Some methods of combining class information in multivariate normal discrimination for the classification of human chromosomes.

We consider the use of discriminant analysis based on an assumption of multivariate Normality for allocating human chromosomes in an automated system. In this context, the assumptions which might be made about the covariance matrices for the different chromosome classes have important implications for the error rate of the system and the time required to allocate a chromosome. Linear discriminant functions based on the assumption of a common covariance matrix for all classes are fast but sometimes give bigger error rates than the assumption of a separate covariance matrix for each class. The latter assumption requires many more calculations to evaluate the associated quadratic discriminant functions. However, it is possible to assume that the covariance matrices for the different classes are, in various senses, similar to one another in order to derive other methods of combining class information on variability. These methods are here incorporated in the estimative maximum-likelihood approach to discrimination.
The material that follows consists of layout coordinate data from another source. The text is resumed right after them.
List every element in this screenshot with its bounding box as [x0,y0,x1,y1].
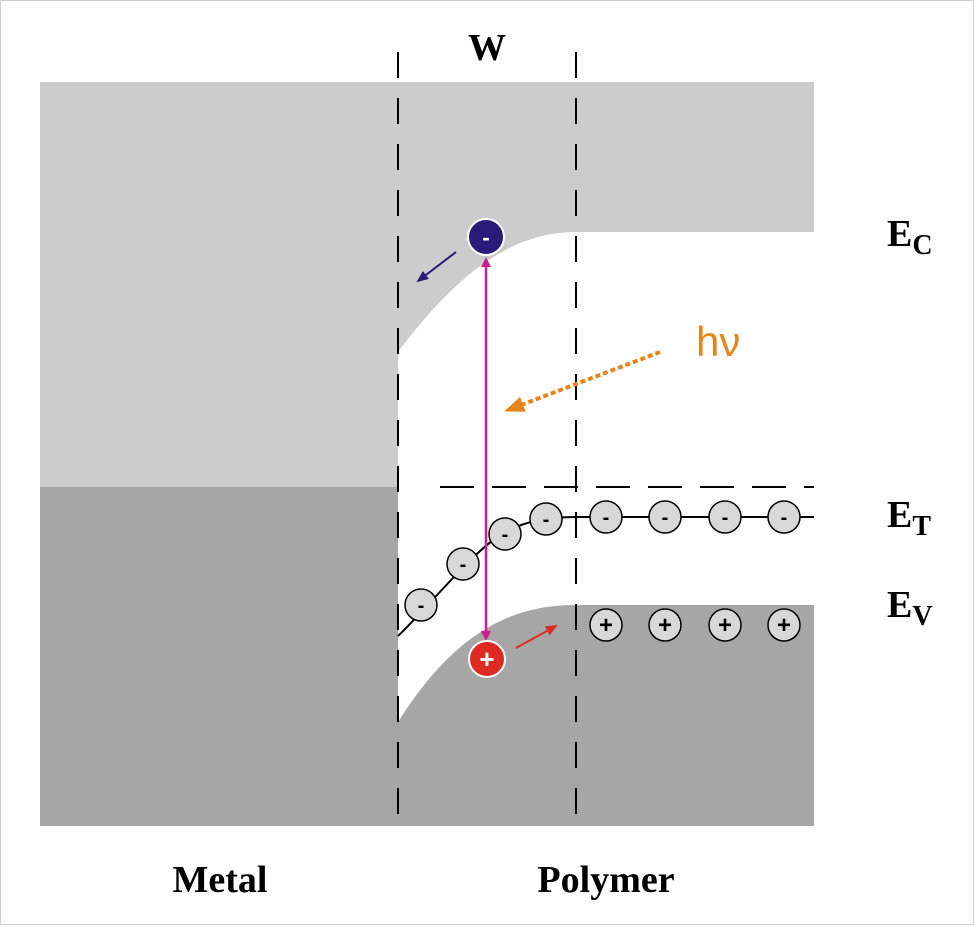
trap-level-label: ET [887,494,931,542]
svg-text:-: - [722,507,729,529]
positive-charge: + [589,608,623,642]
ionized-positive-charges: + + + + [589,608,801,642]
photon-label: hν [696,318,740,365]
trapped-charge: - [767,500,801,534]
trapped-charge: - [404,588,438,622]
width-label: W [468,27,506,69]
electron-drift-arrow [416,251,457,283]
svg-text:+: + [658,612,672,639]
trapped-charge: - [488,517,522,551]
positive-charge: + [648,608,682,642]
svg-text:-: - [460,554,467,576]
valence-band-label: EV [887,584,933,632]
svg-text:-: - [603,507,610,529]
trapped-charge: - [648,500,682,534]
svg-text:-: - [502,524,509,546]
svg-text:+: + [777,612,791,639]
metal-lower-region [40,487,398,826]
svg-text:-: - [662,507,669,529]
svg-text:+: + [599,612,613,639]
svg-text:-: - [418,595,425,617]
electron-sign: - [482,225,489,250]
photon-arrow [504,350,661,412]
trapped-charge: - [446,547,480,581]
svg-text:-: - [781,507,788,529]
positive-charge: + [767,608,801,642]
trapped-charge: - [529,502,563,536]
conduction-band-label: EC [887,213,933,261]
metal-label: Metal [173,859,268,901]
polymer-label: Polymer [537,859,674,901]
hole-sign: + [479,644,494,674]
metal-upper-region [40,82,398,487]
conduction-band-region [398,82,814,352]
electron-charge: - [467,218,505,256]
positive-charge: + [708,608,742,642]
trapped-negative-charges: - - - - - - - - [404,500,801,622]
hole-drift-arrow [515,625,558,649]
svg-text:+: + [718,612,732,639]
svg-text:-: - [543,509,550,531]
hole-charge: + [468,640,506,678]
trapped-charge: - [708,500,742,534]
trapped-charge: - [589,500,623,534]
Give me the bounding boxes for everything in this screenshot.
The methods considered lead to machine classification times of human chromosomes intermediate between those for the assumptions of a common or unrelated covariance matrices. They also require the simultaneous estimation of fewer parameters than the use of a separate covariance matrix for each chromosome class. The methods are illustrated by three data sets of very different quality. Graphs of estimated error rate against classification time show that some of these ways of combining class information can be useful in the trade-off of error rate against time.